Just mourning the life I once knew. You live with each other so long, you get used to them just being there. Took a lot of things for granted. Took everything for granted. Felt like I was sleepwalking and now just waking up.
Break-ups do that. There's always a point after a break-up when you second guess your decision. Because you miss the other person or are suddenly reacquainted with the feeling of being alone. And it kinda terrifies you.
Then if you're a masochist, you'll pick up the phone and call, to hear a familiar voice, maybe fish and see if they'll bite, whatever it may be.
Eventually you'll realize that you're the only one still standing at the train station waiting and perhaps talking to yourself. Most probably.

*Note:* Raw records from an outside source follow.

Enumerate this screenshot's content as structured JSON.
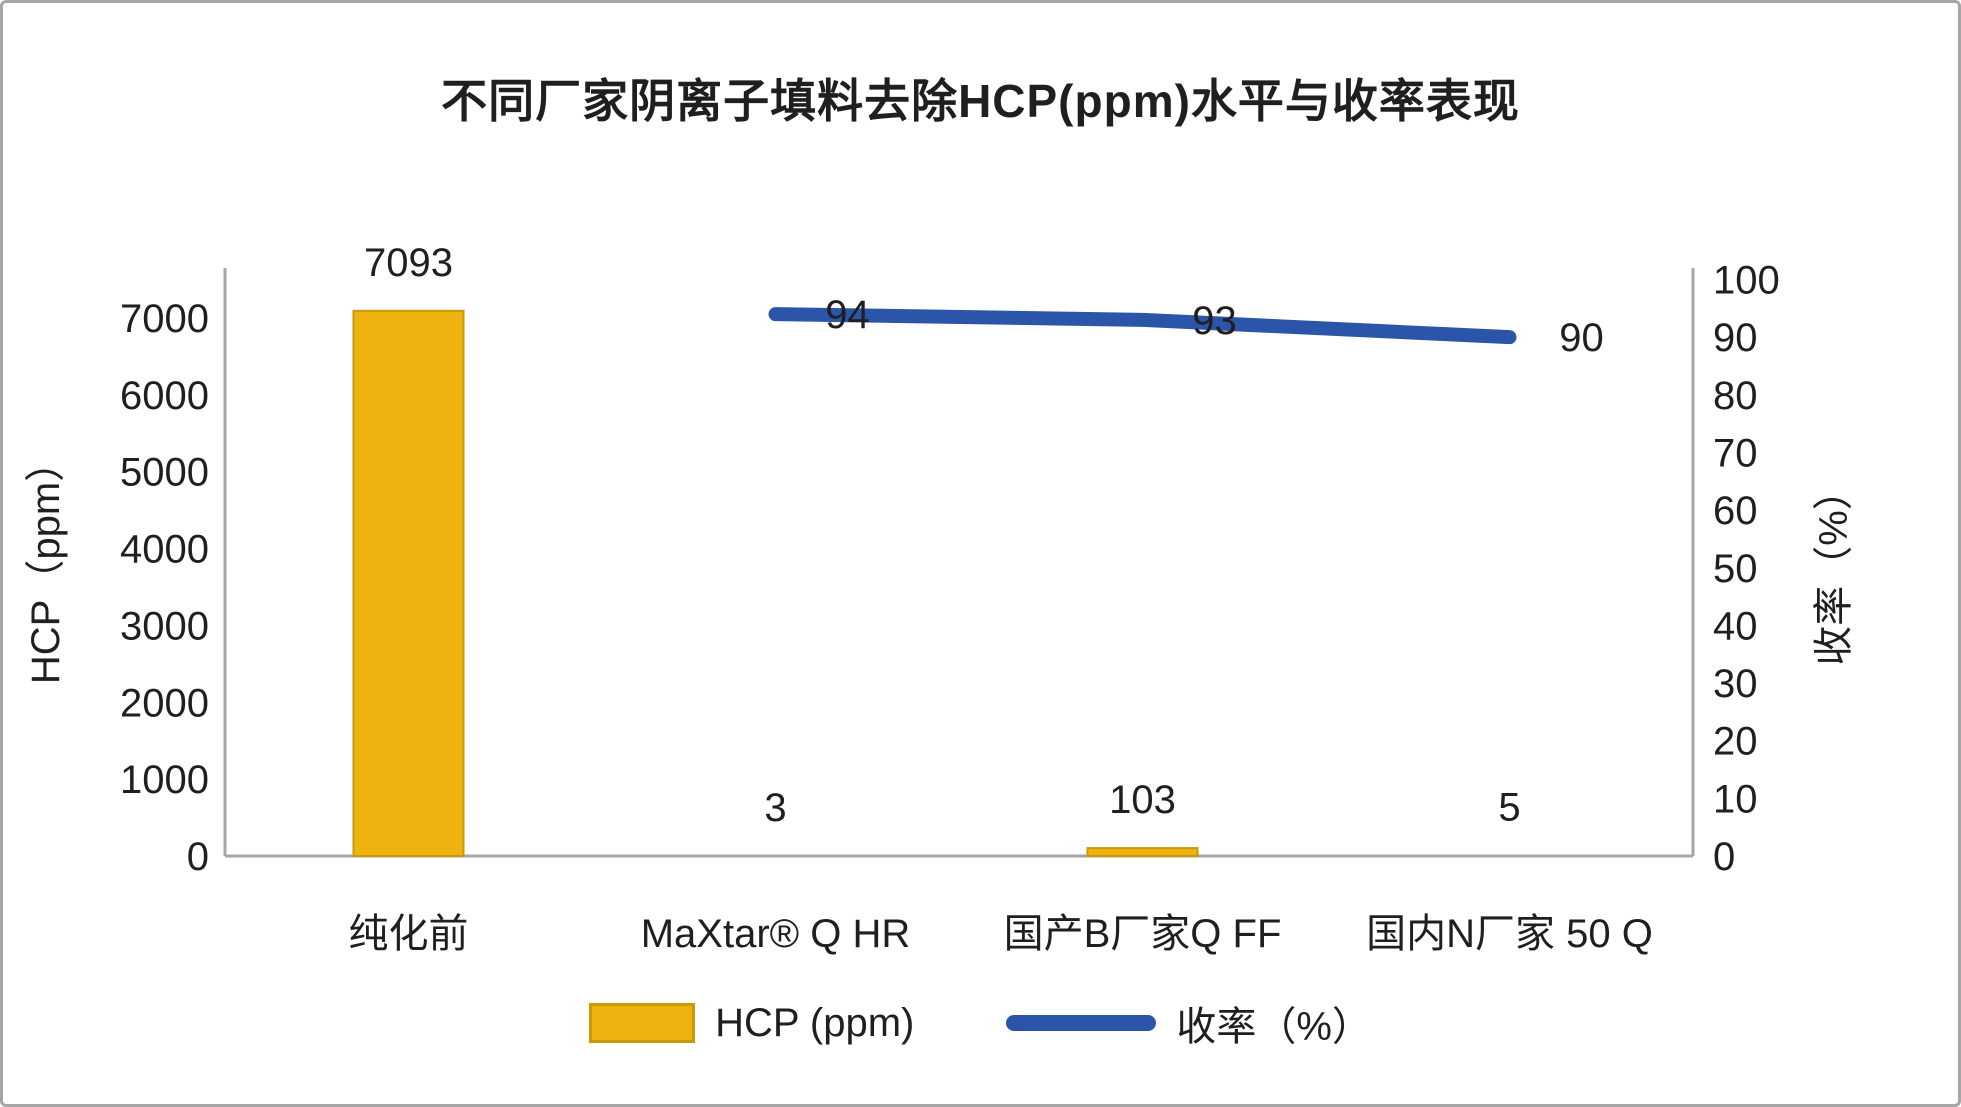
{
  "title": "不同厂家阴离子填料去除HCP(ppm)水平与收率表现",
  "colors": {
    "bar_fill": "#EFB310",
    "bar_border": "#C99A05",
    "line_blue": "#2B55A8",
    "axis_line": "#A6A6A6",
    "text": "#1F1F1F"
  },
  "chart_data": {
    "type": "bar",
    "subtype": "combo-bar-line-dual-axis",
    "title": "不同厂家阴离子填料去除HCP(ppm)水平与收率表现",
    "categories": [
      "纯化前",
      "MaXtar® Q HR",
      "国产B厂家Q FF",
      "国内N厂家 50 Q"
    ],
    "series": [
      {
        "name": "HCP (ppm)",
        "type": "bar",
        "axis": "left",
        "color": "#EFB310",
        "values": [
          7093,
          3,
          103,
          5
        ],
        "data_labels": [
          "7093",
          "3",
          "103",
          "5"
        ]
      },
      {
        "name": "收率（%）",
        "type": "line",
        "axis": "right",
        "color": "#2B55A8",
        "values": [
          null,
          94,
          93,
          90
        ],
        "data_labels": [
          "",
          "94",
          "93",
          "90"
        ]
      }
    ],
    "left_axis": {
      "label": "HCP（ppm）",
      "min": 0,
      "max": 7650,
      "ticks": [
        0,
        1000,
        2000,
        3000,
        4000,
        5000,
        6000,
        7000
      ]
    },
    "right_axis": {
      "label": "收率（%）",
      "min": 0,
      "max": 102,
      "ticks": [
        0,
        10,
        20,
        30,
        40,
        50,
        60,
        70,
        80,
        90,
        100
      ]
    },
    "grid": false,
    "legend_position": "bottom",
    "legend": [
      {
        "label": "HCP (ppm)",
        "swatch": "bar"
      },
      {
        "label": "收率（%）",
        "swatch": "line"
      }
    ]
  }
}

And as you're standing there, this sequence happens:
Well, that was really shitty. But I can't stand around here and smoke cigarettes all day.
I still got a lot of time on my clock.
And then suddenly, like a scene in a movie,
everything is possible.
But before you reach the 'everything is possible' part of your life, they really have a way of making you go through the ringer.
Funny thing is, I don't know how many times I've said goodbye to old lives. You'd think I'd be used to all the goodbyes and the never-see-you-agains. But then maybe it's a good thing that I don't see my life as a string of familiar faces and forgotten names. All the different lives I've inhabited, each was deeply loved. And each, incredibly missed.